If implemented and effective, Tehan's policy to place the burden on students wishing to study the humanities would only influence those for whom price is a factor. It would harden a class divide wherein the vocabulary available via a humanistic education is understood to be the exclusive domain of the elite, and those not lucky enough to inherit such a vocabulary would find it further out of reach.
A model conservative university would generate, above all else, prospective employees, passive bodies taught to organise their lives around work and profit, rather than critical, engaged citizens, taught to reflect on why the conditions arranging their social, cultural and personal lives are largely economic, and largely geared towards further rewarding the already rich.
READ MORE:
The minister's motivation, I think, was articulated in words unusable by the government by Adam Creighton in The Australian, who endorsed defunding university humanities as the discipline tends to leave graduates "angry, narrow-minded, and unemployed, and obsessed with viewing everything through the simplistic prism of race, sexuality and gender".
This characterisation is detached from reality. Australian humanities graduates in Australia are employed at a rate of 91.1 per cent, while science and maths graduates are employed at a rate of 90.1 per cent. If well taught, a humanities education simply equips a student with the tools to question the assumptions of the systems in which they find themselves operating. Lacking these skills might lead one to, for example, imagine that tertiary education is a hotbed of one's ideological enemies, without bothering to check the statistics.

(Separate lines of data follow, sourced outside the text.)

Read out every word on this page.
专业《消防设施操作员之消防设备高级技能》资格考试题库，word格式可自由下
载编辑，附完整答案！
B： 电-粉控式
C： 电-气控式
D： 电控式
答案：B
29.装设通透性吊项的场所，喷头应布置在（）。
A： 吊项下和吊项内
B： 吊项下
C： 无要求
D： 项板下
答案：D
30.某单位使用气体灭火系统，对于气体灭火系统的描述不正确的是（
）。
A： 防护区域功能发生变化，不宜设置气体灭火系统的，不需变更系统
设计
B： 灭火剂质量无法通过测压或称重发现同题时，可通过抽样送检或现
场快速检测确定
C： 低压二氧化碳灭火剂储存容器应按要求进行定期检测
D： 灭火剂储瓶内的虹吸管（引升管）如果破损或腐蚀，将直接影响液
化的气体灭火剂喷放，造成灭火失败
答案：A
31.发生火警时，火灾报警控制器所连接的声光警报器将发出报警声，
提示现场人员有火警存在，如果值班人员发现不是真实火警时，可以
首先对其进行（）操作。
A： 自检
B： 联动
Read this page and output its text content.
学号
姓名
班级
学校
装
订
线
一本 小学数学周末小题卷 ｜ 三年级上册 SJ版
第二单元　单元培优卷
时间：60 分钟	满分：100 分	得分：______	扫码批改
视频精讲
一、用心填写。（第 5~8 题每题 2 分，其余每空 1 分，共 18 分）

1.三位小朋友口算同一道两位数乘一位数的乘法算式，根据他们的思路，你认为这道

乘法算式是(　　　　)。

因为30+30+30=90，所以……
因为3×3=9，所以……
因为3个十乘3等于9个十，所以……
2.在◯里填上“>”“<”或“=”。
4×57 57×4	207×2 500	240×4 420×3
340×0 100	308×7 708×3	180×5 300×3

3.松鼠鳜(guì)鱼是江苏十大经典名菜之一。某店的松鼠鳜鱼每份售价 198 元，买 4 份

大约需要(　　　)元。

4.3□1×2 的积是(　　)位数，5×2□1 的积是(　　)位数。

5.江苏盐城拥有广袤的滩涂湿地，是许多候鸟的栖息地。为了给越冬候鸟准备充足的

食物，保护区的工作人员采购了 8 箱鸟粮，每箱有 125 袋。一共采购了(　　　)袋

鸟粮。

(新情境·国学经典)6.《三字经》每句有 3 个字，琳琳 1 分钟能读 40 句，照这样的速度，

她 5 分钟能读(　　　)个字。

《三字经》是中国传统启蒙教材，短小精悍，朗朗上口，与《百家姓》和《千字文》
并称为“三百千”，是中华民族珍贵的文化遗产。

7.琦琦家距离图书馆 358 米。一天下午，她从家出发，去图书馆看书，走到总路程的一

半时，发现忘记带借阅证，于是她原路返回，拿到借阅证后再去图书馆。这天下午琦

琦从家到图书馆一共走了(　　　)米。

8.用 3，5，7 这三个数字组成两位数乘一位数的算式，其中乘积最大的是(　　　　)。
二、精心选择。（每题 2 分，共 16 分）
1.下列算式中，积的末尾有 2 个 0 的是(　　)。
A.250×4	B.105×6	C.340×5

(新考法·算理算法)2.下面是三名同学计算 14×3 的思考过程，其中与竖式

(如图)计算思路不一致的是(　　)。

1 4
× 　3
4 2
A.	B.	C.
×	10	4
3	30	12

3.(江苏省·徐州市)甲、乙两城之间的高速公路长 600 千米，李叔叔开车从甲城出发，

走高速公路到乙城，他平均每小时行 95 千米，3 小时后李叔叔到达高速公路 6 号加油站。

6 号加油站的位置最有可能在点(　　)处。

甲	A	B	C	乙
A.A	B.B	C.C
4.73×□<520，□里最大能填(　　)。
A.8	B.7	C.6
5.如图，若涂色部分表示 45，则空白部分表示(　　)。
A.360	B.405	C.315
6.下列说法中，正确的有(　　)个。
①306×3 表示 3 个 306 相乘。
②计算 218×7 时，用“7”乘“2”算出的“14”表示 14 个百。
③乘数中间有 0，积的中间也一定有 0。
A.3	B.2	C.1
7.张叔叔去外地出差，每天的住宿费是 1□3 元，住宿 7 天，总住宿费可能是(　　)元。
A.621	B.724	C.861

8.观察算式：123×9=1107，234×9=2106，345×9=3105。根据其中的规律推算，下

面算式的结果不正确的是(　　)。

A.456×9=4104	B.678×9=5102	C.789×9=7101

I worked hard on the Montaigne lecture (spending four or five times the number of hours I was paid for; I teach on casual contracts) because the questions Montaigne poses are important to me, and the opportunity to effectively impart that importance to around 250 students seemed, if not urgent, at least not to be taken for granted. What Montaigne teaches us is that, by dedicating our lives to self-reflection, we might learn to avoid accepting what we are told without suspicion, "for once our judgment leans to one side", he writes, "we cannot stop ourselves twisting and distorting the narration to that bias".
Among those defending the humanities against the government's broadside, many are arguing (correctly) that it makes students employable. But those who have learnt to philosophise, to question too-neat historical narratives, to describe and exalt artistic imagination, should know better. This is an argument that cannot be fought on economic grounds. To cede that the university's aim is to commodify its graduates is to abandon the human in the humanities. Of course a university must provide students with tools that make them employable. Our world is one of survival and work. But if we are to imagine an alternative world, one in which our lives are defined by something other than the money we make for ourselves and our bosses, we will find it nowhere else.
- Dan Dixon is a writer who teaches at the University of Sydney. He writes about literature, culture, politics, and America.